Agents of SMERSH - Review


This is my first review, ever, so I hope it’s useful.

I am a sucker for Bond movies, Man from UNCLE, Joe 90 etc so this was something that looked really interesting for me. In addition, it could be played solo which means, for someone out in the sticks, like me, that’s a pretty important consideration. I have to admit, I was a bit worried as it was a Kickstarted game and you never really know how extensive the play testing actually was. Still, it came with a recommendation from Richard Launius (Arkham Horror, Call of Cthulu, Defenders of the Realm) so it can’t be all bad.

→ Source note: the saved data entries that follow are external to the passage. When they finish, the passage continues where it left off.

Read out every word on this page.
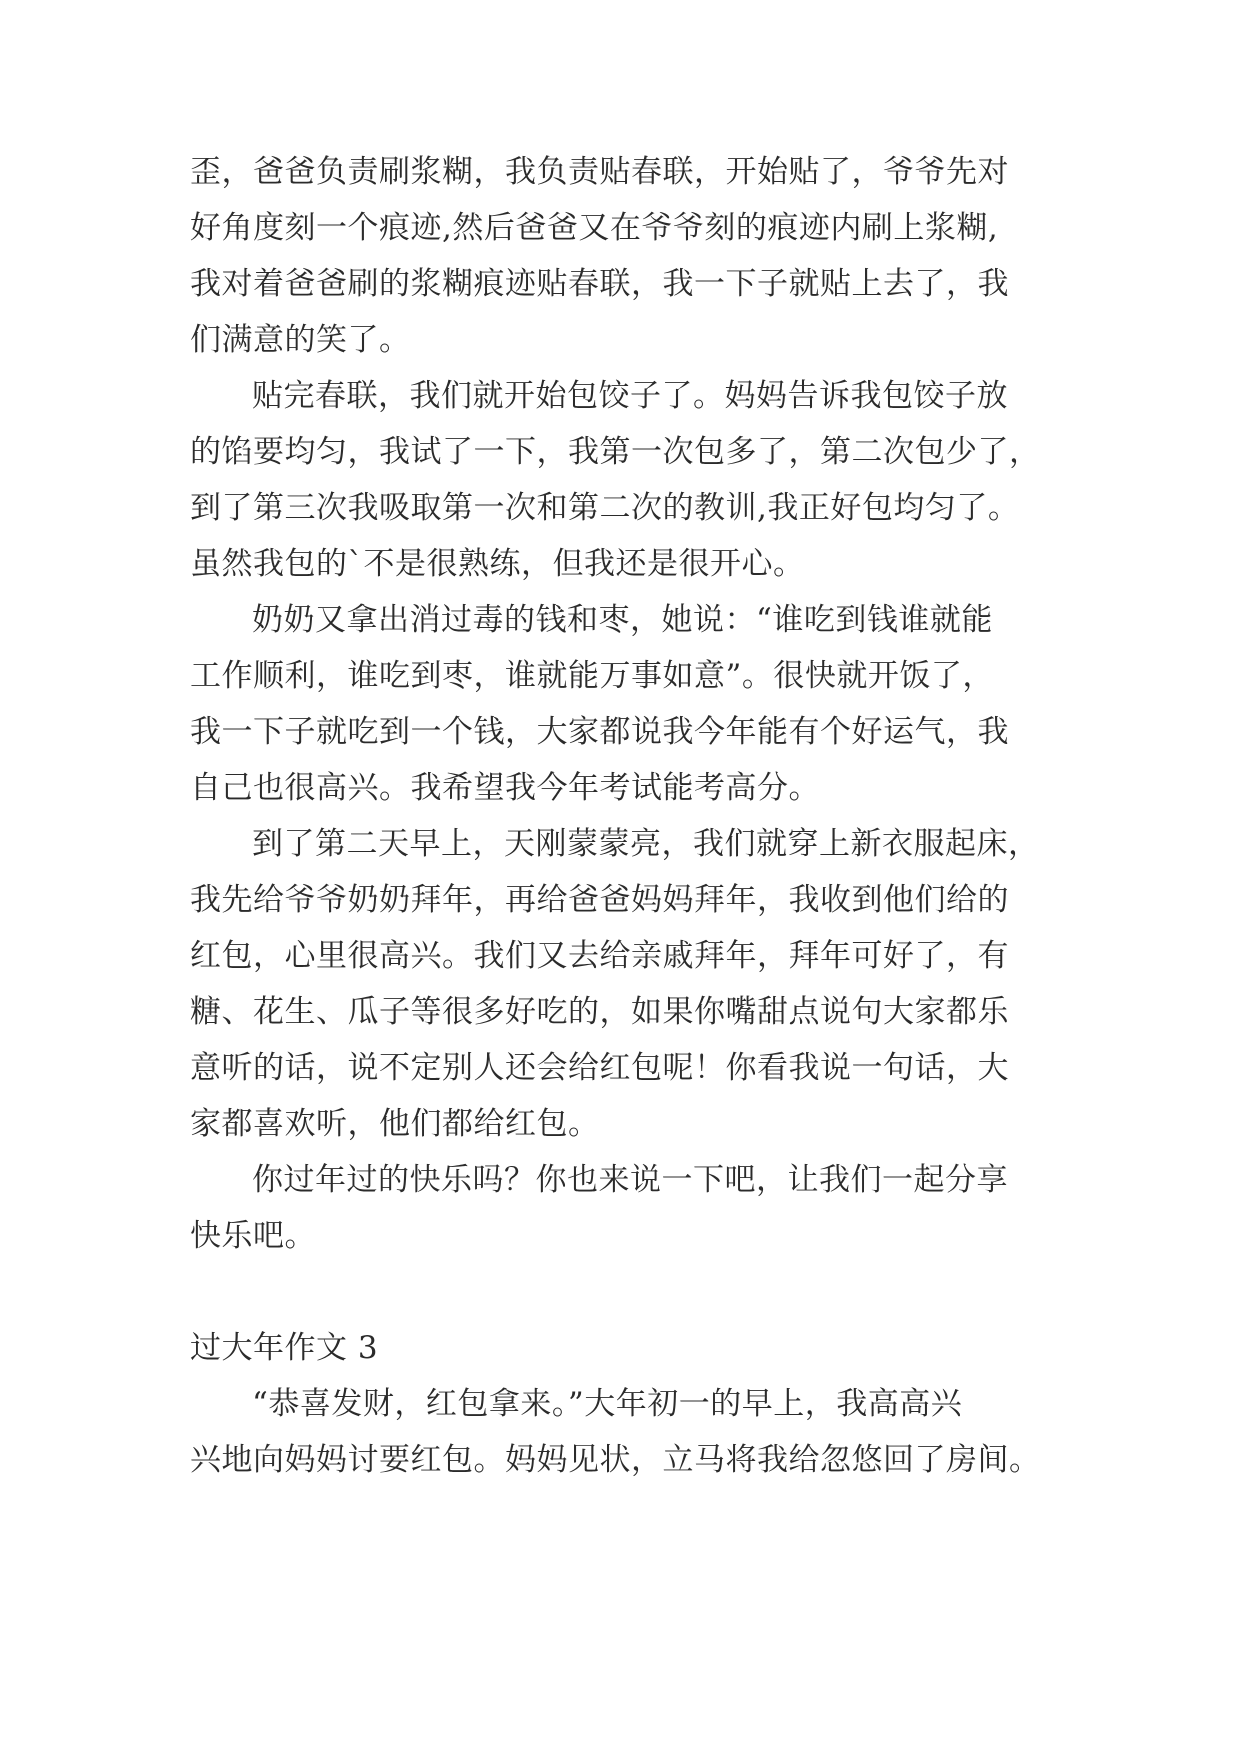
歪，爸爸负责刷浆糊，我负责贴春联，开始贴了，爷爷先对
好角度刻一个痕迹,然后爸爸又在爷爷刻的痕迹内刷上浆糊,
我对着爸爸刷的浆糊痕迹贴春联，我一下子就贴上去了，我
们满意的笑了。
贴完春联，我们就开始包饺子了。妈妈告诉我包饺子放
的馅要均匀，我试了一下，我第一次包多了，第二次包少了，
到了第三次我吸取第一次和第二次的教训,我正好包均匀了。
虽然我包的`不是很熟练，但我还是很开心。
奶奶又拿出消过毒的钱和枣，她说：“谁吃到钱谁就能
工作顺利，谁吃到枣，谁就能万事如意”。很快就开饭了，
我一下子就吃到一个钱，大家都说我今年能有个好运气，我
自己也很高兴。我希望我今年考试能考高分。
到了第二天早上，天刚蒙蒙亮，我们就穿上新衣服起床，
我先给爷爷奶奶拜年，再给爸爸妈妈拜年，我收到他们给的
红包，心里很高兴。我们又去给亲戚拜年，拜年可好了，有
糖、花生、瓜子等很多好吃的，如果你嘴甜点说句大家都乐
意听的话，说不定别人还会给红包呢！你看我说一句话，大
家都喜欢听，他们都给红包。
你过年过的快乐吗？你也来说一下吧，让我们一起分享
快乐吧。
过大年作文 3
“恭喜发财，红包拿来。”大年初一的早上，我高高兴
兴地向妈妈讨要红包。妈妈见状，立马将我给忽悠回了房间。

The board and bits are sturdy and the artwork is good for campy spy adventures. Not too many fiddly bits to deal with although one or two could have been replaced with pen and paper without any loss in playability and with less chance of a die roll catastrophe.
The game comes with a hefty ‘encounter book’ which adds replayability to the game as there are another 283 pages of encounters to go with the encounters on the cards provided. You can use either the book alone, cards alone or both together.

The mechanics of the game is you trolling around the world looking for intel on the location of the evil Dr Lobotomy and/or his evil henchmen. Every time you stop, you have an encounter (like Arkham Horror ). These encounters can level you up, gain you equipment or extra intel or increase your skills as well as give you injuries and advance Dr Lobo’s evil plans. You don’t chop and change your skills as in AH. They can go up or down as a result of encounters but that’s it.

The rule book is awful. It is really difficult to get a cohesive idea as to how the game runs from the rulebook. Why don’t people playtest with someone other than their mates and let them read the rulebook cold, like I had to?  I eventually found some guy from BGG had streamlined the rules and uploaded them so I could read it and start playing.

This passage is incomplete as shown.